As the weather is getting warmer, the Wildwood Healthy Eating Active Living (HEAL) Committee has started reminding Wildwood about important summer safety, including hydration. Staying hydrated is important to make sure the body is able to work properly. Not hydrating properly can increase the risk of becoming dehydrated, which can include symptoms such as fatigue, headache, confusion, weakness and more serious symptoms such as fainting, organ failure, and even death.

Many people struggle with staying hydrated during the summer because they do not like the taste of water. While drinking water is important to help stay hydrated, you can count any fluids that you consume towards hydration – unless they are high in sugar or contain caffeine. Both large amounts of sugar and/or caffeine can cause dehydration. Other beverages that can help hydrate you include sparkling water or seltzer, 100% fruit juice mixed with water/sparkling water/seltzer, adding fresh fruits or vegetables to your drinks, non-dairy or dairy milk and milk products such as almond/soy/oat/cashew milk or yogurt, smoothies, etc. Certain fruits and vegetables can also contain large amounts of fluid and can help with hydration, including grapes, berries, watermelon and other melons, cooked broccoli and canned fruit packed in juice.

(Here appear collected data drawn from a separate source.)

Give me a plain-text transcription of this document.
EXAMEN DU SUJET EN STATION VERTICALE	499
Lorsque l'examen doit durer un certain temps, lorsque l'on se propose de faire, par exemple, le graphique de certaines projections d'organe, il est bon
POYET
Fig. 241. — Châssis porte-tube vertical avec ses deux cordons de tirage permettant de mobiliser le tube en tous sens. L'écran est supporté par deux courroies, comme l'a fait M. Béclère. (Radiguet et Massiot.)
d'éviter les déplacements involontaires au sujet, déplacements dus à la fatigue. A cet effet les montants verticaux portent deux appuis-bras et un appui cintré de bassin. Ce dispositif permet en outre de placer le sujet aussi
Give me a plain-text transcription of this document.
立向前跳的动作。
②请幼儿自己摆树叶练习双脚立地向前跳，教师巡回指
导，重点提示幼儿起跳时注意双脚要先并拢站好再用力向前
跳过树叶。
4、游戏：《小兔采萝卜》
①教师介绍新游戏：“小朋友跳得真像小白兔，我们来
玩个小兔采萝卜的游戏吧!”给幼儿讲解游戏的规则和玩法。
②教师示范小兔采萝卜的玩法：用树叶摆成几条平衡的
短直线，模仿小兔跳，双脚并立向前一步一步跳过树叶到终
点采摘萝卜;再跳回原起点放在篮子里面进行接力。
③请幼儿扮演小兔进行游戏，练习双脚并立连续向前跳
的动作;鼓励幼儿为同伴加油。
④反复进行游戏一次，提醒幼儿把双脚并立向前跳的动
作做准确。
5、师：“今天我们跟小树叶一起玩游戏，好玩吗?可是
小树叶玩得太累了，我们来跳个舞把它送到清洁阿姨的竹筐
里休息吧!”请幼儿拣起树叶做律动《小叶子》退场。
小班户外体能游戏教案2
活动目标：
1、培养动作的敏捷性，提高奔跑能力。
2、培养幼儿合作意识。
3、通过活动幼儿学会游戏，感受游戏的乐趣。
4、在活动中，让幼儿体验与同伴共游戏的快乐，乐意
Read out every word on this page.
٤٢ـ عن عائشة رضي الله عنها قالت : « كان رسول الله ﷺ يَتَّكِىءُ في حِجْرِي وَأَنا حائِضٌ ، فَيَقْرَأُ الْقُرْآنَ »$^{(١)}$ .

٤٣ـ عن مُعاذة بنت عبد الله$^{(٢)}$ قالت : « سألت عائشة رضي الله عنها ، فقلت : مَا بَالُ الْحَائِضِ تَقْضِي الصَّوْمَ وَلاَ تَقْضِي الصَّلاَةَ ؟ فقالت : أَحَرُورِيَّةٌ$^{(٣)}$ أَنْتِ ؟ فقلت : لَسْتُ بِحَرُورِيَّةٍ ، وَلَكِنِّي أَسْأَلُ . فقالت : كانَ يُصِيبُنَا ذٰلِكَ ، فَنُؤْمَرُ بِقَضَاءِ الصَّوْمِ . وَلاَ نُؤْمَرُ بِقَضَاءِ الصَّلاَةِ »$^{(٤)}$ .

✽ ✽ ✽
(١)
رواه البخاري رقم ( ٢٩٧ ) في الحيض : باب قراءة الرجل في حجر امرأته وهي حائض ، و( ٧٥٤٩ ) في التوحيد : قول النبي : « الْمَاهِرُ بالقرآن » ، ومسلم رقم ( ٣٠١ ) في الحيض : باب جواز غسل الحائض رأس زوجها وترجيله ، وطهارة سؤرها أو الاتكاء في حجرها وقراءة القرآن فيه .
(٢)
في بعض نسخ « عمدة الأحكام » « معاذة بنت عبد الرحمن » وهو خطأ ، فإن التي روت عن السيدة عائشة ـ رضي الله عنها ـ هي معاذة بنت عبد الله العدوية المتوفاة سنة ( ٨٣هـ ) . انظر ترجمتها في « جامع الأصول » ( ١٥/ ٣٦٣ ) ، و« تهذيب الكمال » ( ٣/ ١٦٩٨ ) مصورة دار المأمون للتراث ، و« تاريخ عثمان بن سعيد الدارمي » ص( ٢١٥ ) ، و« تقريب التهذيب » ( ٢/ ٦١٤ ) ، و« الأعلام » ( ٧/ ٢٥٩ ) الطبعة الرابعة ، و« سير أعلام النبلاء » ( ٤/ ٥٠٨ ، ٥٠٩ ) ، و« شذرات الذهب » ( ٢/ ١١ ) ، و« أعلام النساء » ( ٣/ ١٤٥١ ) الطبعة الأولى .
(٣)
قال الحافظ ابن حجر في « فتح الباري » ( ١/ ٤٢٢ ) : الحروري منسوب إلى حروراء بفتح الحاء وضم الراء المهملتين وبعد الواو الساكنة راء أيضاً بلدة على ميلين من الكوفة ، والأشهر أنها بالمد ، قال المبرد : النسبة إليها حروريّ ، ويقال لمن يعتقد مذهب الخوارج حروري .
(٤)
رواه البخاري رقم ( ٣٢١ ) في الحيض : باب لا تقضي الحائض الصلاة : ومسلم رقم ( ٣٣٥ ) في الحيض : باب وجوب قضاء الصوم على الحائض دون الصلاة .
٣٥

Work to include a variety of sources of fluids into your diet throughout the day to help maximize your hydration! Below is a fun and delicious smoothie recipe to liven your taste buds but also help you stay hydrated this summer.

Easy Strawberry Banana Smoothie

Recipe adapted from: http://thatgirlcookshealthy.com/easy-strawberry-banana-smoothie-vegan-dairy-free

Ingredients

  • 1 cup of frozen strawberries or other frozen fruit of choice
  • 1 large banana, peeled and frozen or use a fresh peeled banana and add a few ice cubes
  • 1 cup of non-dairy milk such as soy, oat, almond, cashew, hemp milk, etc.

Optional Ingredients:

  • 1 cup of baby kale, mixed greens or baby spinach
  • 1 tbsp. peanut, almond, pumpkin or sunflower butter
  • 1-3 tsp. ground flaxseed, chia seeds, unsweetened coconut flakes or unsweetened cocoa powder
  • Use coconut water instead of the non-dairy milk.
  1. Pour liquid into blender.  Add any optional ingredients if using. Add banana and frozen strawberries.
  2. Cover blender and blend until smooth.